Addicted to the Drug Trade

Not too long ago, the British motoring-entertainment television series, Top Gear, had a two part special where the three main presenters drove across Burma to the border of Thailand. It wasn’t a particularly politically insightful view of Myanmar, but then again, Top Gear is a car show and does not pretend to be an in-depth analysis of the culture and challenges faced by the locals. What this particular Burma special of Top Gear does represent, however, is one of the occasional moments where the West pays some attention to Myanmar. These three presenters of Top Gear praised the beauty of the nation, commented on the oddness of the empty new capital, made nervous mentions of the violent conflicts in the region, and naturally, made many references to the Golden Triangle and drugs.

The Golden Triangle

The sad fact is that this outsider’s view of Burma as one of the world’s major sources of illegal drugs is not far from the truth. According to the Bureau of International Narcotics and Law Enforcement Affairs, Myanmar continues to be “a major source of opium and exporter of heroin”, and is apparently only second to Afghanistan in this illegal industry. The farming of opium and the export of heroin in particular is a huge industry in Myanmar, although the local drugs trade has also been recently diversifying into the production of methamphetamines. Over the last few years, there have been ongoing efforts to try to control the drugs industry, a process made very problematic by the large area that needs to be policed, the difficulty of controlling the drugs trade in territories where there is ongoing conflict, and the fact that illegal drugs are shipped out to so many different borders.

The Addicts

As difficult an issue as the control of the drug trade is in Myanmar, looking at the problem only from this international perspective is an outsider’s view, and forgets the local human element. The fact of the matter is that the drug trade is killing locals. You cannot be one of the world’s biggest sources of illegal drugs without having addicts in your own nation, and drug addiction is an increasingly costly and socially destructive issue in Burma. On top of that, the increase of heroin addicts has meant an increase of HIV transmitted through improper use of needles. It is not enough to fight the juggernaut of the drug trade in Myanmar, there also needs to be continued support for local communities so that they can help rehabilitate and treat those who suffering from addiction, particularly since it is often the young and the poor who fall prey to heroin.

Looking to the Future

That said, the drugs trade is incredibly difficult to dislodge. According to the last South East Asia Survey of Opium, it is estimated that some 190, 000 households in Myanmar are involved with the cultivation of opium, and very often the drug trade is a source of income for some of the poorest homes in the nation. As the political scientist Tom Kramer has put it bluntly: “The root cause is poverty. Access to health, education – if this is not addressed, you will not solve the problem”. No matter how well funded any policing operations might become, it is deeply unrealistic to expect to sweep aside this industry without giving Burma the chance to set up less damaging replacement industries that will allow workers to make enough money to survive.

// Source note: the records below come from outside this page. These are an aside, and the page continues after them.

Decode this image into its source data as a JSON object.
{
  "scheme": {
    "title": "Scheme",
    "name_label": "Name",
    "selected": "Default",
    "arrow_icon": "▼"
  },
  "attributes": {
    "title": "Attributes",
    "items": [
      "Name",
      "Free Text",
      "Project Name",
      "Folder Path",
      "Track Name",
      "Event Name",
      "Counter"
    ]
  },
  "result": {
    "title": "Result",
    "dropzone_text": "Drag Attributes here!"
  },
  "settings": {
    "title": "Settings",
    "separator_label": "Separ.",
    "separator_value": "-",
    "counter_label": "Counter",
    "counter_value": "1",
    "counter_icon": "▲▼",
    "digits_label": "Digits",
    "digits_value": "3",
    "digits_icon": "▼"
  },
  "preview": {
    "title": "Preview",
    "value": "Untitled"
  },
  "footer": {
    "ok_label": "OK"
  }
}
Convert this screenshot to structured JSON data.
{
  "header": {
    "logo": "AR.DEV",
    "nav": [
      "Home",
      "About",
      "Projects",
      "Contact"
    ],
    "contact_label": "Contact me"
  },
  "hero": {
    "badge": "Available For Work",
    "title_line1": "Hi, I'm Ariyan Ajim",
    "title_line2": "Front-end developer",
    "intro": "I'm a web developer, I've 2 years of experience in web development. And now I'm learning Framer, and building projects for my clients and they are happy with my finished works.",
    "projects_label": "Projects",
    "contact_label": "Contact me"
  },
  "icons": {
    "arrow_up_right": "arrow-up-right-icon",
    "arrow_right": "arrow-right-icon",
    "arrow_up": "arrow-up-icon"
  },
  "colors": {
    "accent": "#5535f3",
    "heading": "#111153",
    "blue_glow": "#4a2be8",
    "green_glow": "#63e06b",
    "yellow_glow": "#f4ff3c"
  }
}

The political reality is that the drugs trade can only be minimized when local businesses are set up that provides economic alternatives to the lucrative drug trade. If other nations are serious about reducing the production of drugs in Burma, then they have to become serious about supporting the development of local industries that have the longevity and competitiveness to replace the drug industry. This is not the same thing as bringing in foreign capital to set up business that will benefit international markets alone. Instead, investment needs to be used in direct co-operation with local communities to ensure that the economy is designed, directed, and developed by locals. Any system that ignores local needs is nothing more than a thinly-veiled attempt to grab cheap labor or resources by international corporations for their own profit, rather than for any real long-term benefit for the nation. Assisting Burma in building up their own local industries with an eye to long-term growth and stability is quite simply the best way to help the nation move away from this debilitating dependence on the drug economy.

It will be a long and difficult road, but ultimately, it is down to the international community to work with Myanmar to help them find their own solutions in order to break the nation’s addiction to the illegal drug trade.